Labor Secretary Silvestre Bello says that the online gaming industry which has attracted thousands of Chinese tourists had fueled the rise of Chinese workers who are fluent in the Chinese language. He further noted that the other jobs that they occupy are those that Filipinos cannot perform.
While our labor force was being flooded by workers from China, the number of our own workers seeking jobs overseas had already reached 2.2 million in 2016. The unemployment rate in the country was 5.1% in 2018 which is above China’s 3.82%. China’s GDP last year was 6.5%, ahead of the Philippines’ 6.1%.
Amidst all this controversy, President Duterte tells his men to “approach this problem carefully” so as not to ignite China’s ire as the latter may retaliate by sending back thousands of our Filipino workers who are now in China. The case of the latter is altogether different as they have legal employment status.
Ramon Tulfo, who is special envoy to China further stoked the smouldering resentment of many of our countrymen when he compared Chinese workers with our own, describing the latter as “lazy, slowpoke,” and the like. And he refused to apologize for what he had said.

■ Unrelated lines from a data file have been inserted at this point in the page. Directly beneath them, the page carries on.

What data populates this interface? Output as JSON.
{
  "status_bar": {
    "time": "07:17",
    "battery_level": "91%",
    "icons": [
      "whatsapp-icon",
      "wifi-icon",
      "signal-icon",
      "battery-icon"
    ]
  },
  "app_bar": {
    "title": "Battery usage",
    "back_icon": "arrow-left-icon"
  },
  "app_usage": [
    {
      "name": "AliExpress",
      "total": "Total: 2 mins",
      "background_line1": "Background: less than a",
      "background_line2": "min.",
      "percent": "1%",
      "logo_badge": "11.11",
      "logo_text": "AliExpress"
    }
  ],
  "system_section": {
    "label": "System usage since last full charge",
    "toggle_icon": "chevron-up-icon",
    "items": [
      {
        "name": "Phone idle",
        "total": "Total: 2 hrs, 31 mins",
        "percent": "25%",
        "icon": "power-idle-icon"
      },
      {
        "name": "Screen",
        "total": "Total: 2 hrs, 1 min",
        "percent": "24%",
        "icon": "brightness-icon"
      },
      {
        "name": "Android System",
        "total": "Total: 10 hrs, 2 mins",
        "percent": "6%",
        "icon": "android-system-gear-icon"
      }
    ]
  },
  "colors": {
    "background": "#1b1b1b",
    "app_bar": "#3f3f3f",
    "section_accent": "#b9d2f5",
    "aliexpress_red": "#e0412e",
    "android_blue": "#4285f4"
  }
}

Our labor force may not be at the top of the line, but they certainly do not deserve the insult. Perhaps they may not be as motivated as some of their Asian counterparts, but they problem primarily stems from the present work environment and the lack of adequate incentives. Abroad, as many have observed, the work very hard and thrive under the harshest conditions.
Our Constitution – Article XII (National Economy and Patrimony), Sections 12 and 14 has also something to say about influx of millions of these illegal alien Chinese workers and others
seeking to compete with our own labor force. According to Section 12, “the State shall promote the preferential use of Filipino labor, materials, and locally produced goods,” and Section
14 states that “the practice of all professions shall be limited to Filipino citizens.”
It will also be remembered that Malaysian Prime Minister Mahathir Mohamad had warned us about the dangers of foreign direct investment which brings with it foreign labor. Mahathir said it could “disturb the political equations, and thus, the need to put some limits to it.”
Even our local businessmen had observed that the presence of foreign workers had driven up property prices, taken away jobs from the locals, and had further affected tax revenues.
These threats, among the many challenges posed by the influx of foreign workers, should help the citizen voter decide wisely during the coming mid-term election.